稍微做了下尝试, 很简单就实现了一个clojure的精准代码行数统计器.
babashka脚本
babashka已经内置了rewrite-clj, 只需引入specter来做数据结构遍历, doric来绘控制台的表格
(require '[babashka.deps :as deps])
(deps/add-deps '{:deps {com.rpl/specter {:mvn/version "1.1.4"}
doric {:mvn/version "0.9.0"}}})
生成类似下面的统计
|------+-------+---------------+--------+----------|
| Ext | Files | Lines of Code | Spaces | Comments |
|------+-------+---------------+--------+----------|
| .clj | 1 | 357 | 208 | 165 |
| ____ | _____ | _____________ | ______ | ________ |
| SUM: | 1 | 357 | 208 | 165 |
|------+-------+---------------+--------+----------|
代码主体
下面把主要的函贴出来
(require '[clojure.java.io :as io]
'[clojure.pprint :as pp]
'[clojure.string :as str]
'[rewrite-clj.parser :as parser]
'[rewrite-clj.node :as node]
'[com.rpl.specter :as specter]
'[doric.core :as doric])
(import java.nio.file.FileSystems)
(def clj-matcher (.getPathMatcher
(FileSystems/getDefault)
"glob:*.{clj,cljs,cljc}"))
(defn find-all-clojure-files [dir]
(->> dir
io/file ;; 目录生成文件对象
file-seq ;; 遍历所有的文件(文件夹)
(filter #(.isFile %)) ;; 过滤, 只要文件
;; 过滤, clj/cljs/cljc文件
(filter #(.matches clj-matcher (.getFileName (.toPath %))))))
(defn doc-strings
"返回当前node的doc-string, 如果当前node是`def`, `defn`, `ns`, 返回docsting
的vector, vector的每一个元素是一行string
如果没有docstirng, 返回nil"
[node]
(let [doc-str-vec (and (= (:tag node) :list)
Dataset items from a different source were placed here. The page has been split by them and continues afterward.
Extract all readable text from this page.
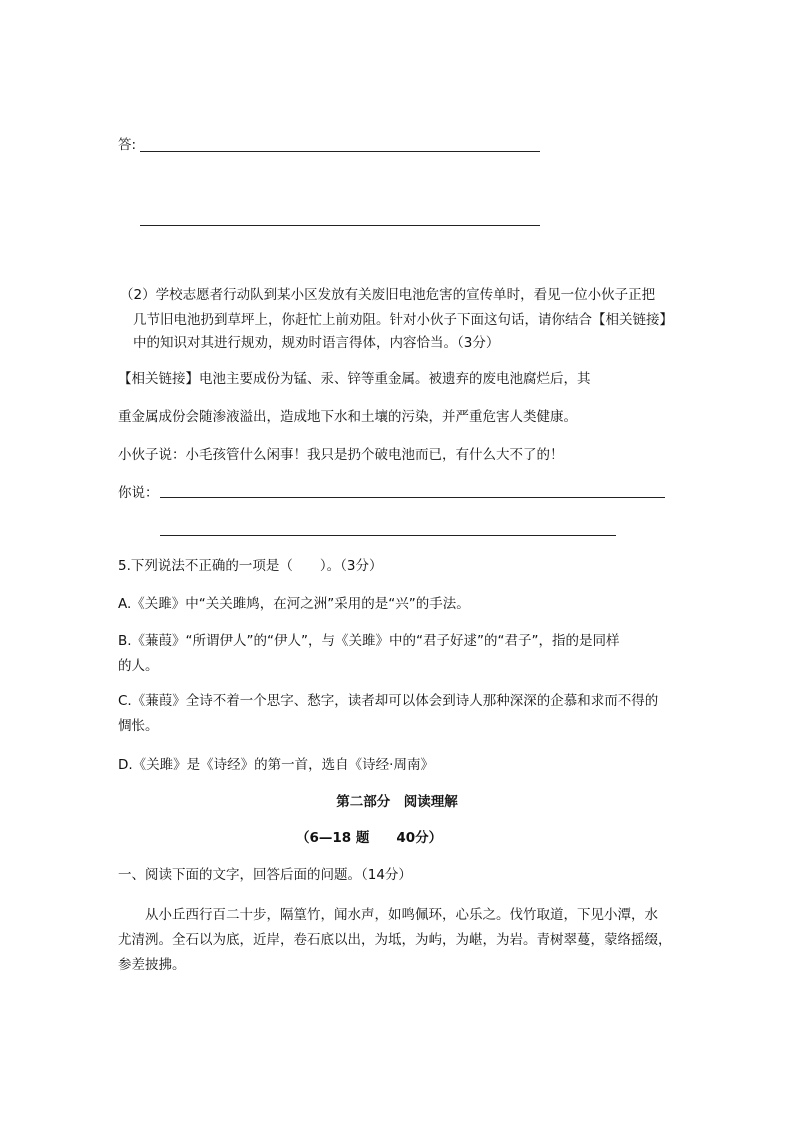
答:
（2）学校志愿者行动队到某小区发放有关废旧电池危害的宣传单时，看见一位小伙子正把
几节旧电池扔到草坪上，你赶忙上前劝阻。针对小伙子下面这句话，请你结合【相关链接】
中的知识对其进行规劝，规劝时语言得体，内容恰当。（3分）
【相关链接】电池主要成份为锰、汞、锌等重金属。被遗弃的废电池腐烂后，其
重金属成份会随渗液溢出，造成地下水和土壤的污染，并严重危害人类健康。
小伙子说：小毛孩管什么闲事！我只是扔个破电池而已，有什么大不了的！
你说：
5.下列说法不正确的一项是（　　）。（3分）
A.《关雎》中“关关雎鸠，在河之洲”采用的是“兴”的手法。
B.《蒹葭》“所谓伊人”的“伊人”，与《关雎》中的“君子好逑”的“君子”，指的是同样
的人。
C.《蒹葭》全诗不着一个思字、愁字，读者却可以体会到诗人那种深深的企慕和求而不得的
惆怅。
D.《关雎》是《诗经》的第一首，选自《诗经·周南》
第二部分　阅读理解
（6—18 题　　40分）
一、阅读下面的文字，回答后面的问题。（14分）
　　从小丘西行百二十步，隔篁竹，闻水声，如鸣佩环，心乐之。伐竹取道，下见小潭，水
尤清洌。全石以为底，近岸，卷石底以出，为坻，为屿，为嵁，为岩。青树翠蔓，蒙络摇缀，
参差披拂。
(#{'def 'defn 'ns} (-> node
:children
first
:value))
(try
(-> node
:children
(nth 5)
:lines)
(catch Exception _e
nil)))]
doc-str-vec))
(defn src-lins
"文件全部行数"
[file]
(-> file
io/reader
line-seq
count))
(defn src-space-lines
"文件空行数"
[file]
(->> file
io/reader
line-seq
(remove (complement str/blank?))
count))
(defn src-comment-lines
"注释行数, 语句中所有含有;的语句都算"
[file]
(->> file
io/reader
line-seq
(filter #(str/includes? % ";"))
count))
(defn src-inline-comment-lines
"注释行数, 代码和注释都出现在同一行的情况
比如:
`(+ 1 1) ;; 一加一等于二`
"
[file]
(->> file
io/reader
line-seq
(filter #(str/includes? % ";"))
count))
(defn src-doc-string-lines
"docstring的行数"
[file]
(->> file
slurp
parser/parse-string-all
:children
(map doc-strings)
count))
(defn rich-comment-node?
"判断是不是一个`(comment ...)`节点"
[node]
(and (= :list (node/tag node))
(some-> node
:children
first
:value
(= 'comment))))
(defn unevaled-node?
"判断是不是一个`#_(...)`节点"
[node]
(= :uneval (node/tag node)))
(defn sexpr-to-str
"输出一个表达式为字符串"
[s]
(with-out-str
(pp/pprint s)))
(defn unevaled-lines
"#_(...) 语句块的行数"
[file]
(->> file
slurp
parser/parse-string-all
:children
(filter unevaled-node?)
(node/string)
(re-seq #"\\n")
count
inc
))
(defn rich-comment-lines
"(comment)语句块的行数"
[file]
(->> file
slurp
parser/parse-string-all
:children
(filter rich-comment-node?)
node/sexprs
sexpr-to-str
str/split-lines
count
))
(defn metrics
"获得某个文件的全部统计数据"
[file]
(let [total-counts (src-lins file)
spaces-counts (src-space-lines file)
comments-counts (src-comment-lines file)
doc-strings-count (src-doc-string-lines file)
rich-comments-count (rich-comment-lines file)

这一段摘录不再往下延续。